Brave Rolls Out Browser Containers: What They Mean for Privacy and Daily Work

Brave has added a container feature that lets you isolate your browsing activity into separate compartments—each with its own cookies, history, and logins. The feature, announced in early July 2026, is being rolled out in Brave version 1.72 and later. It works similarly to Firefox Containers but includes a few twists that reflect Brave’s broader privacy philosophy.

If you manage multiple online accounts or simply want to limit how websites track you, containers offer a practical middle ground between full browser profiles and plain browsing.

What Happened

Brave’s container system, as described by the Futurum Group, allows users to create separate “tabs” that behave as independent browsing contexts. Each container is essentially a sandboxed session: cookies set in one container are not accessible in another, and websites you visit in one container cannot see your activity in another.

The feature is not enabled by default. To use it, you need to go to brave://settings/privacy and toggle on “Containers.” After that, a small icon appears in the address bar that lets you assign a tab to a specific container or create new ones. You can name containers (e.g., “Work,” “Shopping,” “Personal”) and even color-code them for quick visual identification.
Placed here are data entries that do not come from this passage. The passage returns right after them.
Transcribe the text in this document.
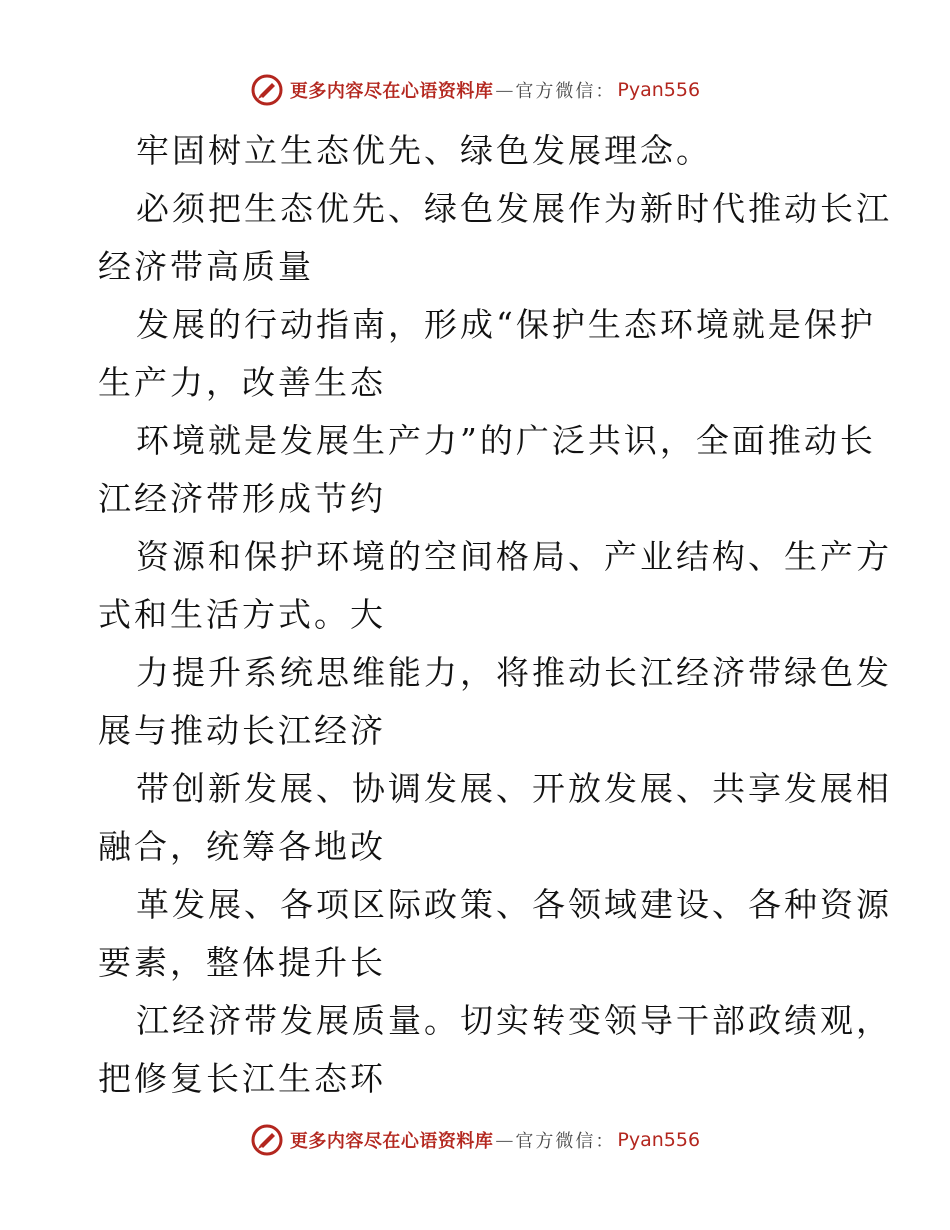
更多内容尽在心语资料库 — 官方微信： Pyan556
牢固树立生态优先、绿色发展理念。
必须把生态优先、绿色发展作为新时代推动长江
经济带高质量
发展的行动指南，形成“保护生态环境就是保护
生产力，改善生态
环境就是发展生产力”的广泛共识，全面推动长
江经济带形成节约
资源和保护环境的空间格局、产业结构、生产方
式和生活方式。大
力提升系统思维能力，将推动长江经济带绿色发
展与推动长江经济
带创新发展、协调发展、开放发展、共享发展相
融合，统筹各地改
革发展、各项区际政策、各领域建设、各种资源
要素，整体提升长
江经济带发展质量。切实转变领导干部政绩观，
把修复长江生态环
更多内容尽在心语资料库 — 官方微信： Pyan556
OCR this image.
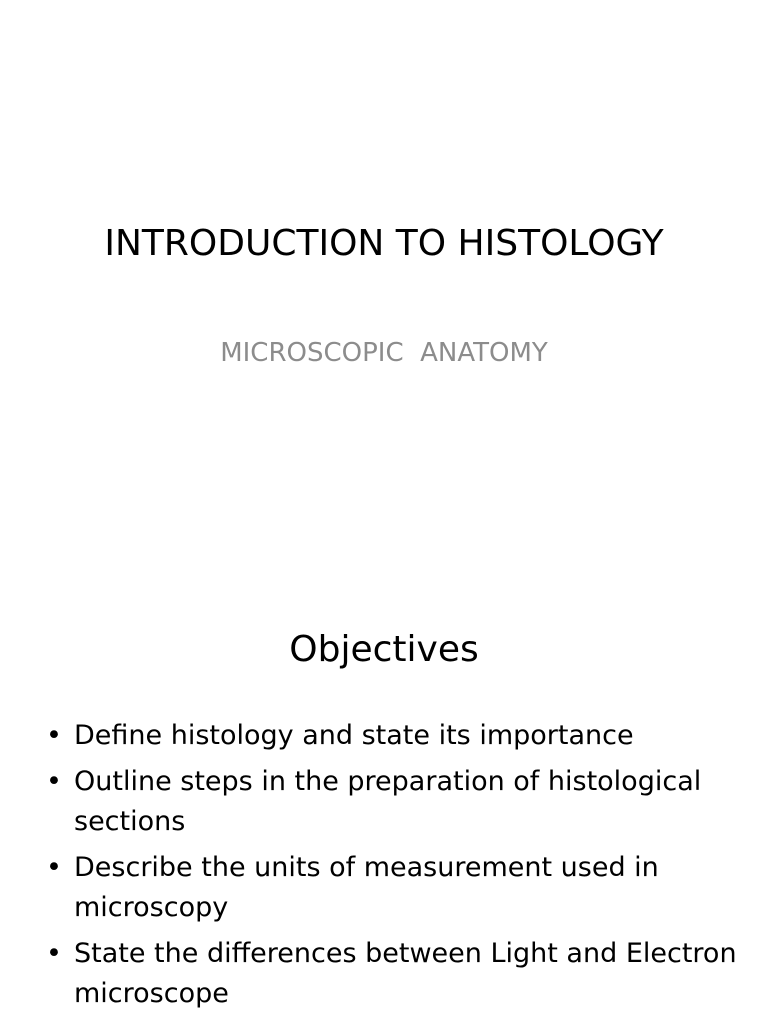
INTRODUCTION TO HISTOLOGY
MICROSCOPIC  ANATOMY
Objectives
• Define histology and state its importance
• Outline steps in the preparation of histological sections
• Describe the units of measurement used in microscopy
• State the differences between Light and Electron microscope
At launch, Brave containers are tab-level rather than window-level, which means they exist inside the same browser window. That’s different from Firefox Containers, which also operate per tab but have a more established ecosystem of extensions and add-ons.

Why It Matters

The appeal of containers is twofold: privacy and workflow.

Privacy. By isolating cookies, you prevent third-party trackers from stitching together your browsing habits across different sites. For example, if you log into a news site in your “News” container and then visit a shopping site in your “Shopping” container, the shopping site cannot read the cookies from the news session. This reduces cross-site tracking without having to clear all cookies every time.

Containers also make it harder for advertisers to build a unified profile of your interests. In Brave, the containers sit on top of the browser’s built-in shields (tracker blocking, fingerprinting randomization, etc.), so you get a double layer of privacy.

Workflow. Anyone who juggles multiple accounts—say, a Google Workspace account for work and a personal Gmail—knows the pain of constant logins or using incognito windows. Containers let you stay logged into both at once, in the same window. You can even pin a container as a dedicated “Work” bar.

The separation also reduces accidental cross-contamination: no more posting a personal tweet from a work account because you clicked the wrong browser tab.

What Readers Can Do

If you want to try Brave containers, here are the practical steps:

  1. Update Brave to version 1.72 or later. You can check under brave://settings/help.
  2. Go to brave://settings/privacy and enable “Containers.”
  3. Right-click any tab and select “Open in New Container” or click the container icon in the address bar (it looks like a small shield with a plus sign).
  4. Create containers for common contexts: Work, Personal, Shopping, Banking, etc.
  5. Optionally, use the “Always open this site in this container” setting to automatically assign domains you visit frequently.

A few caveats:

  • Containers are tab-level, not profile-level. If you want completely separate sets of bookmarks, extensions, and cookies across entire browser windows, you may still prefer Brave’s multi-profile feature (accessible via brave://settings/people). Containers complement profiles but don’t replace them.
  • As of July 2026, container management is a bit sparse compared to Firefox. Firefox has a dedicated “Manage Containers” panel and supports more granular rules (e.g., “open all work-related domains in a Work container”). Brave’s current implementation is simpler—effective but less automated.
  • Extensions that rely on reading cookies across tabs may behave unexpectedly inside containers. If you use a password manager, check that it still works in each container (most modern ones do, but it’s worth verifying).

For most users, the biggest gain is reducing tracking clutter while keeping multiple accounts active. Start with just two containers (Work and Personal) and see if the separation improves your workflow.

Sources

The information in this article is based on Brave’s official release notes and a report from The Futurum Group, which covered the launch and contextualized the feature within the broader browser privacy landscape. Specific technical details about default settings, version numbers, and container behavior were verified against Brave’s documentation as of July 3, 2026. As with any new feature, expect adjustments in subsequent updates.